In the cool and misty rain–something that must have made both Pacific Northwest artists feel somewhat at home–I made my way to the club at the bottom of the north slope of Potrero Hill.
Joining the show shortly after Ms. Gibson started, I noted that her band was the same set up as when I saw her during Noise Pop at the Great American: Laura on guitar and two others each on half a drum set and a number of other instruments. I believe they’re both a part of Musee Mecanique. Laura’s quite awkward on stage, but in an endearing and lovable way. She told a few stories between songs, some funny and some heartfelt.
The band played well throughout and the two backing members brought some nice elements to the table. Perhaps my favorite song of the set, though, was one Laura played solo–”Funeral Song”–that was very beautiful and sparse.
With a small set up for Laura and a solo set coming up, it was only a short change over until Damien Jurado was on. Sitting on a chair with his guitar, Jurado only had a mic and a stool (to rest his set list on) with him on stage.
If you saw my Damien Jurado primer last week and then glance at the set list below, you’ll notice that he came out with the big guns, especially early on. After “Ghost of David”, “Medication”, “Abilene” and “Ohio” right in a row, I was already ready to declare it a good show, but he just continued, pulling songs from throughout his career from very early releases through a song he wrote on this very tour.
Jurado didn’t speak much between songs and when he did it was a mixture of longing for home–missing his wife–self deprecation and admitting he was crazy after five weeks on the road. One quick story involved playing in Austin one night and then deciding to drive through to Tuscon, which turned out to be a 15 hour drive, the same night and he’s the only driver in his car. Another time after a couple more upbeat songs, he said, ‘Enough happy songs,’ adding after some laughter and applause, ‘Yay depression!’
I know some people who prefer people preferring as part of a full band rather than solo, but I find more opportunity to connect to the songs when they’re stripped down. With ever-changing arrangements of songs like ‘Ghost of David’ and ‘Ohio’, those stay fresh to me even in an acoustic arrangement.
With eyes cast at the floor, Jurado played a great set–a killer set, even. I’m still reeling from it. Better song selection than I could have asked for and new and different arrangements of old songs were good to hear too. The climax of the set was ‘Killer’, a song I don’t know if I’ve ever seen him do live before. It was dark and strong and mesmerizing. There was an intense look in his eyes and an edge in his voice and, though the narrator is obviously a fictional persona, it seemed as though Jurado was thoroughly invested in the song and the character.

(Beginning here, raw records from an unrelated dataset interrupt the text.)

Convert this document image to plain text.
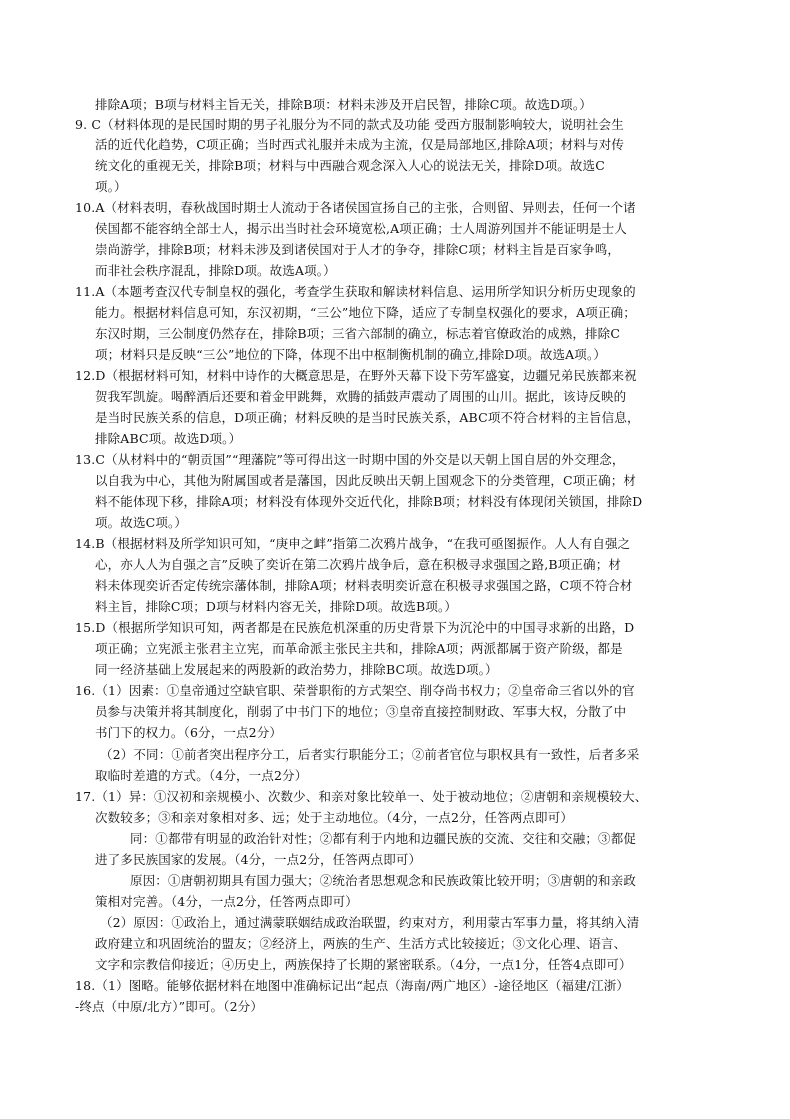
排除A项；B项与材料主旨无关，排除B项：材料未涉及开启民智，排除C项。故选D项。）
9. C（材料体现的是民国时期的男子礼服分为不同的款式及功能 受西方服制影响较大，说明社会生
活的近代化趋势，C项正确；当时西式礼服并未成为主流，仅是局部地区,排除A项；材料与对传
统文化的重视无关，排除B项；材料与中西融合观念深入人心的说法无关，排除D项。故选C
项。）
10.A（材料表明，春秋战国时期士人流动于各诸侯国宣扬自己的主张，合则留、异则去，任何一个诸
侯国都不能容纳全部士人，揭示出当时社会环境宽松,A项正确；士人周游列国并不能证明是士人
崇尚游学，排除B项；材料未涉及到诸侯国对于人才的争夺，排除C项；材料主旨是百家争鸣，
而非社会秩序混乱，排除D项。故选A项。）
11.A（本题考查汉代专制皇权的强化，考查学生获取和解读材料信息、运用所学知识分析历史现象的
能力。根据材料信息可知，东汉初期，“三公”地位下降，适应了专制皇权强化的要求，A项正确；
东汉时期，三公制度仍然存在，排除B项；三省六部制的确立，标志着官僚政治的成熟，排除C
项；材料只是反映“三公”地位的下降，体现不出中枢制衡机制的确立,排除D项。故选A项。）
12.D（根据材料可知，材料中诗作的大概意思是，在野外天幕下设下劳军盛宴，边疆兄弟民族都来祝
贺我军凯旋。喝醉酒后还要和着金甲跳舞，欢腾的插鼓声震动了周围的山川。据此，该诗反映的
是当时民族关系的信息，D项正确；材料反映的是当时民族关系，ABC项不符合材料的主旨信息，
排除ABC项。故选D项。）
13.C（从材料中的“朝贡国”“理藩院”等可得出这一时期中国的外交是以天朝上国自居的外交理念，
以自我为中心，其他为附属国或者是藩国，因此反映出天朝上国观念下的分类管理，C项正确；材
料不能体现下移，排除A项；材料没有体现外交近代化，排除B项；材料没有体现闭关锁国，排除D
项。故选C项。）
14.B（根据材料及所学知识可知，“庚申之衅”指第二次鸦片战争，“在我可亟图振作。人人有自强之
心，亦人人为自强之言”反映了奕䜣在第二次鸦片战争后，意在积极寻求强国之路,B项正确；材
料未体现奕䜣否定传统宗藩体制，排除A项；材料表明奕䜣意在积极寻求强国之路，C项不符合材
料主旨，排除C项；D项与材料内容无关，排除D项。故选B项。）
15.D（根据所学知识可知，两者都是在民族危机深重的历史背景下为沉沦中的中国寻求新的出路，D
项正确；立宪派主张君主立宪，而革命派主张民主共和，排除A项；两派都属于资产阶级，都是
同一经济基础上发展起来的两股新的政治势力，排除BC项。故选D项。）
16.（1）因素：①皇帝通过空缺官职、荣誉职衔的方式架空、削夺尚书权力；②皇帝命三省以外的官
员参与决策并将其制度化，削弱了中书门下的地位；③皇帝直接控制财政、军事大权，分散了中
书门下的权力。（6分，一点2分）
（2）不同：①前者突出程序分工，后者实行职能分工；②前者官位与职权具有一致性，后者多采
取临时差遣的方式。（4分，一点2分）
17.（1）异：①汉初和亲规模小、次数少、和亲对象比较单一、处于被动地位；②唐朝和亲规模较大、
次数较多；③和亲对象相对多、远；处于主动地位。（4分，一点2分，任答两点即可）
同：①都带有明显的政治针对性；②都有利于内地和边疆民族的交流、交往和交融；③都促
进了多民族国家的发展。（4分，一点2分，任答两点即可）
原因：①唐朝初期具有国力强大；②统治者思想观念和民族政策比较开明；③唐朝的和亲政
策相对完善。（4分，一点2分，任答两点即可）
（2）原因：①政治上，通过满蒙联姻结成政治联盟，约束对方，利用蒙古军事力量，将其纳入清
政府建立和巩固统治的盟友；②经济上，两族的生产、生活方式比较接近；③文化心理、语言、
文字和宗教信仰接近；④历史上，两族保持了长期的紧密联系。（4分，一点1分，任答4点即可）
18.（1）图略。能够依据材料在地图中准确标记出“起点（海南/两广地区）-途径地区（福建/江浙）
-终点（中原/北方）”即可。（2分）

Damien Jurado’s setlist, 5/5/09, Bottom of the Hill, SF:
- Ghost of David
- [not sure]
- Last Rights
- Coats of Ice
- [new song]
- Johnny Go Riding
- Letters and Drawings
- I Can’t Get Over You
- Denton, TX
- What Were the Chances
- Lose My Head
Lastly, can I say how much I love two band bills? Big fan.
 Do you think I should adopt the New York Times style guidelines in regards to names?